Concernant la première partie de votre message, le projet a été construit en zone UA (zone la plus dense de Saint-Rémy). Il devait répondre à un certain nombre de critères légaux. Les conditions que vous posez ne figurent pas dans ces critères. À partir du moment où il s’agit d’un projet privé, il n’est pas possible d’intervenir dans le processus de vente des logements.
Bernard DUPUY dit :
M. le maire, les références dont je disposais au moment de l’écriture de ce billet provenaient des propos tenus par le chef de projet de PROMOGIM au cours de la réunion publique. Nous avons été environ 150 personnes à entendre le même chiffre.
Quant à l’impossibilité de faire du logement social et pour que le prix ne soit pas exorbitant comme vous l’argumentez, il suffisait de recourir à votre droit de préemption.
En effet, en France, le droit de préemption urbain est l’un des droits prévus par le droit public (il est défini aux articles L 211-1 et suivants du code de l’urbanisme). Il est attribué aux communes dotées de la compétence en matière d’urbanisme (communes dotées d’un plan local d’urbanisme ou d’un plan d’occupation des sols, communes dotées d’une carte communale et ayant accepté le transfert de la compétence) ce qui est le cas de Saint Rémy.
Ce droit permet à la commune d’acquérir prioritairement un bien foncier ou immobilier lorsque celui-ci est sur le point d’être vendu. Lorsqu’un propriétaire vend un terrain ou une maison à un acheteur, avant que la vente ne soit conclue, la commune doit s’exprimer sur sa volonté d’user de son droit de préemption. Si elle choisit de le faire, elle devient prioritaire pour l’acquisition du bien. Sinon, la vente suit son cours normal.

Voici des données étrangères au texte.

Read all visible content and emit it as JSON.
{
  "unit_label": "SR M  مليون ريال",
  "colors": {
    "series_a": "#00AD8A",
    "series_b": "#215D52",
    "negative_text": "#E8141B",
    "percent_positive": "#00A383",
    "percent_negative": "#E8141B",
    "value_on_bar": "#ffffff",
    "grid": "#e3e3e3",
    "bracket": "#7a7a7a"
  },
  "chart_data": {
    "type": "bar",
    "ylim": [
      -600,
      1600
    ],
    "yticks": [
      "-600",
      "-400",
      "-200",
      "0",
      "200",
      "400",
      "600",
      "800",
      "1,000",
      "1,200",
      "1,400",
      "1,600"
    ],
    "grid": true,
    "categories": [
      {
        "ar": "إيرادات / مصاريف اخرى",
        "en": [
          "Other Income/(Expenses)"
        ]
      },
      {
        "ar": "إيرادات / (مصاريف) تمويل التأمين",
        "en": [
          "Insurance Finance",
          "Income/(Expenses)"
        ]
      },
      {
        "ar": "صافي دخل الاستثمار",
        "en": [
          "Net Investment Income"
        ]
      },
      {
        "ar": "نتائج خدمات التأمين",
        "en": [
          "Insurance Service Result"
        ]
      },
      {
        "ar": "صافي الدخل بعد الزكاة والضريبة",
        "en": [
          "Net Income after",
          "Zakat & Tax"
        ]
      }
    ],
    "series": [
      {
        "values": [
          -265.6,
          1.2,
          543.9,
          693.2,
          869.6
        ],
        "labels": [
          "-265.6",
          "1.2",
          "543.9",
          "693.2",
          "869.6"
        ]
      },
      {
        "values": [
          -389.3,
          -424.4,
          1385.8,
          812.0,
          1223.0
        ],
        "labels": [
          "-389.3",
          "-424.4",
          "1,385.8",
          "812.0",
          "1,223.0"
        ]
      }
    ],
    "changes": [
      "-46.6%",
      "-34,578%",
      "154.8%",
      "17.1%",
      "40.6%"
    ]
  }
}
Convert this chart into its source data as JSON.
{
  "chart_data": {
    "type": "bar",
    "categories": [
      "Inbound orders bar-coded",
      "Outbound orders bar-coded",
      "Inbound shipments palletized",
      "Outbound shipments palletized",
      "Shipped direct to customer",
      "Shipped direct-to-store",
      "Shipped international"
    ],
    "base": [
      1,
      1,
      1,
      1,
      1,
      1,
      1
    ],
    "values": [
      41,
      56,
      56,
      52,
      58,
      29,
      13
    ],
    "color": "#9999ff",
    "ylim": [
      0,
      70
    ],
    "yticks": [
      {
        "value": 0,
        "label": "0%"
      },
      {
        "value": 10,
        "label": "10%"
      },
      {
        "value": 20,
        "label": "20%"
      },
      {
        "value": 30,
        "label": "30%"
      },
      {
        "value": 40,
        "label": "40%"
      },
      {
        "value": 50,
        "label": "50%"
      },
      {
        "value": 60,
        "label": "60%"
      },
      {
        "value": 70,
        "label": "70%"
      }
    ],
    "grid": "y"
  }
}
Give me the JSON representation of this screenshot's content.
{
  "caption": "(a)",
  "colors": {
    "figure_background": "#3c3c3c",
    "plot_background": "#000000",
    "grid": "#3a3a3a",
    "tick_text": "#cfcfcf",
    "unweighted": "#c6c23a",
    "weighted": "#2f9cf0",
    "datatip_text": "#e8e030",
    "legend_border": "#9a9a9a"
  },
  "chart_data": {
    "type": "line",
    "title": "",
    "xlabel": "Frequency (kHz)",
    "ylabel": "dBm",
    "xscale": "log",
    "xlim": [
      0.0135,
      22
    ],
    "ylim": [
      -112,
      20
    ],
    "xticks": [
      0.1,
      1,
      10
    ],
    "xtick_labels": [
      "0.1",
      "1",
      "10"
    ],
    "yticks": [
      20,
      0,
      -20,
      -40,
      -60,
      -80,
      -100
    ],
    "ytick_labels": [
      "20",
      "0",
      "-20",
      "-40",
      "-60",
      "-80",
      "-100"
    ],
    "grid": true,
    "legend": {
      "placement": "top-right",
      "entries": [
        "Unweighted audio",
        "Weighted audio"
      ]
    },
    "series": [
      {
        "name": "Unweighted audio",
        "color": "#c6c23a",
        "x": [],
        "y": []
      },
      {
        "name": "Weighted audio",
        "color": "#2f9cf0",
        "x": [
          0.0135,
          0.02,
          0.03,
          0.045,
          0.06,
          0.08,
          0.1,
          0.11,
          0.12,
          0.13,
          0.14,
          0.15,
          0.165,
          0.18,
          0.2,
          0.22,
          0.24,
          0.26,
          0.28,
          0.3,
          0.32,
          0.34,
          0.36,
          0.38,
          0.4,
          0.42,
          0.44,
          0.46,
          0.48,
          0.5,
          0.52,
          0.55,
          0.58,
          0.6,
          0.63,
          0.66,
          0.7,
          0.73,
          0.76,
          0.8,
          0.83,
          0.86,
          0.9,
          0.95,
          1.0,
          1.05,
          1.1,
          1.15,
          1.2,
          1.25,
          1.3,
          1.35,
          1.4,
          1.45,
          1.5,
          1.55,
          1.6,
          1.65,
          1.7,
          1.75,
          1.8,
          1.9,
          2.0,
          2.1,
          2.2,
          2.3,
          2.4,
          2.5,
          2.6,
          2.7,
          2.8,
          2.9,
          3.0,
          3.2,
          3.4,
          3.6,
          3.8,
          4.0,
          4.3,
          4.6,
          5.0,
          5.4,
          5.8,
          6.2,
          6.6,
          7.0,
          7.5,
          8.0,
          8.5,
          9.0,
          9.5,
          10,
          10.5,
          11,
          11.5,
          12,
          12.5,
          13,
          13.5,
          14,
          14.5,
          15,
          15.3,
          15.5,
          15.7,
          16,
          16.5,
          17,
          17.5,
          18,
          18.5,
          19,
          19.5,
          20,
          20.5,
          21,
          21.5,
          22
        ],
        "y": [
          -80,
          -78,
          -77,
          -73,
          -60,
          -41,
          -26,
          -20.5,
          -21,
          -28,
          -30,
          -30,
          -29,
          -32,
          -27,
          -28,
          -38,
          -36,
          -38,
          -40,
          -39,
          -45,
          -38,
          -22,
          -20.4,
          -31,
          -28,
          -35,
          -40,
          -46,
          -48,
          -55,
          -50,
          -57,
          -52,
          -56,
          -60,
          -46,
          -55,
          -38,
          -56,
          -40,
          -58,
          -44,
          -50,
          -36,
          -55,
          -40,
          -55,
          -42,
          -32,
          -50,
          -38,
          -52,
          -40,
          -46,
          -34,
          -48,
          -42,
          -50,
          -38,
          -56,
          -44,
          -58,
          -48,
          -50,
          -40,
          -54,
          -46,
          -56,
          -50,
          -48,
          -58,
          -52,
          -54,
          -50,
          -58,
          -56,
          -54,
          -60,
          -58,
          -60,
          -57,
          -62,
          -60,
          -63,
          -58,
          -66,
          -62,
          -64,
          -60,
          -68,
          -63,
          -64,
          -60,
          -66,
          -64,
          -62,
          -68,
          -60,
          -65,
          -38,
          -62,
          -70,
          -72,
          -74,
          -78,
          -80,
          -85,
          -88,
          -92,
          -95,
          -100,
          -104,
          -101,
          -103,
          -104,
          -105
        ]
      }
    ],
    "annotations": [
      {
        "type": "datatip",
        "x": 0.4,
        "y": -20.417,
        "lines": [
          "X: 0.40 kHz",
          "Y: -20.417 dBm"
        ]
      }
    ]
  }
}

Le droit de préemption peut être utilisé afin de réaliser une ou des actions ou opérations d’aménagement en vue de mettre en œuvre :
• un projet urbain,
• une politique locale de l’habitat,
• d’organiser le maintien, l’extension ou l’accueil des activités économiques,
• de favoriser le développement des loisirs et du tourisme,
• de réaliser des équipements collectifs,
• de lutter contre l’insalubrité, de permettre le renouvellement urbain,
• de sauvegarder ou de mettre en valeur le patrimoine bâti ou non bâti.
ou pour constituer des réserves foncières en vue de permettre la réalisation de ces actions ou opérations d’aménagement.
Qui plus est les prix sont fixés par une estimation des services des domaines donc bien souvent en dessous des prix du marché.
Il est vrai que, ce droit implique à la commune d’avoir une bonne connaissance du marché immobilier sur son territoire, ce qui est, peut être, une raison que vous ne l’ayez pas appliqué.
Je pense qu’il était utile non pas de vous rappeler cette pratique mais que les Saint Rémois sachent qu’il y avait d’autres solutions.